By Aurorapowers @aurorapowers
Applied theatre is an umbrella term for a group of performance practices in which artists work with individuals and communities to foster social change. The term ‘applied theatre’ may be used to refer to community theatre, political theatre, youth theatre, theatre in prisons, theatre in conflict resolution, playback theatre, psychodrama, dramatherapy, theatre in education, and theatre for development (Prentki, 2009). The term ‘applied’ in applied theatre points to two predominant functions of theatre. Theatre may be ‘applied’ to a community for self-development and exploration, or ‘applied’ to an issue that is addressed through theatre (Ackroyd, 2007). This notion of ‘theatre’ is not a distinct form of art that is understood in the same way in every community and context (Ackroyd, 2007; Prentki, 2009); in fact, applied theatre may deliberately contest and purposefully transgress theatrical traditions (Jackson A. , 2009). Both these notions ‘applied’ and ‘theatre’ therefore point to performances with a similar purpose but different theoretical frameworks and approaches.

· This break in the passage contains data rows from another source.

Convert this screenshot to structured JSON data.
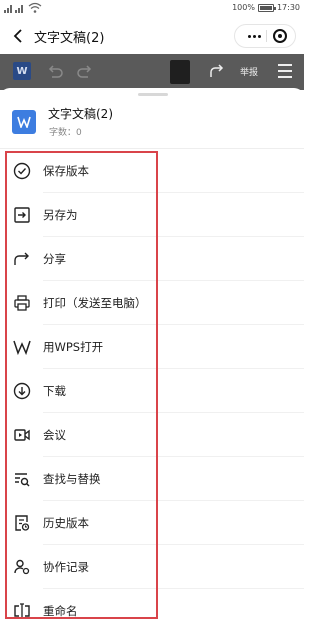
{
  "status_bar": {
    "left_text": "4G 4G",
    "battery": "100%",
    "time": "17:30"
  },
  "nav": {
    "title": "文字文稿(2)"
  },
  "toolbar": {
    "logo_text": "W",
    "report_label": "举报"
  },
  "document": {
    "icon_letter": "W",
    "title": "文字文稿(2)",
    "word_count": "字数：0"
  },
  "menu": {
    "items": [
      {
        "label": "保存版本",
        "icon": "check-circle-icon"
      },
      {
        "label": "另存为",
        "icon": "save-as-icon"
      },
      {
        "label": "分享",
        "icon": "share-icon"
      },
      {
        "label": "打印（发送至电脑）",
        "icon": "printer-icon"
      },
      {
        "label": "用WPS打开",
        "icon": "wps-icon"
      },
      {
        "label": "下载",
        "icon": "download-icon"
      },
      {
        "label": "会议",
        "icon": "video-meeting-icon"
      },
      {
        "label": "查找与替换",
        "icon": "find-replace-icon"
      },
      {
        "label": "历史版本",
        "icon": "history-version-icon"
      },
      {
        "label": "协作记录",
        "icon": "collaboration-record-icon"
      },
      {
        "label": "重命名",
        "icon": "rename-icon"
      }
    ]
  },
  "colors": {
    "highlight": "#d9444a",
    "doc_icon": "#3d7de0",
    "toolbar_dim": "#5a5a5a"
  }
}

Intro to Applied TheatreApplied theatre from the Centre of Applied Theatre Research
In writing about contemporary discourse on applied theatre, Judith Ackroyd (2000; 2007) however, wonders if ‘the term is actually worth having’ (Ackroyd, 2007, p. 7). While she had previously embraced this term (Ackroyd, 2000), Ackroyd more recently argues that the discourse on applied theatre has created a hierarchy of performance approaches (Ackroyd, 2007). Ackroyd maintains that applied theatre must not be considered as an ideology or a method. Instead, as a range of separate and overlapping art forms that seek social transformation, these performances must continually reflect upon their purpose and engagement (Ackroyd, 2000). My interest lies in the potential of each form to work with communities to reconfigure gender and negotiate ethical relationships. Like Ackroyd, I am not merely interested in the efficacy of applied theatre performances in reaching their purported goals (Ackroyd, 2007); I am also interested in examining and critiquing these goals, asking if they have the potential to transform the script of rape.
Effect or Affect?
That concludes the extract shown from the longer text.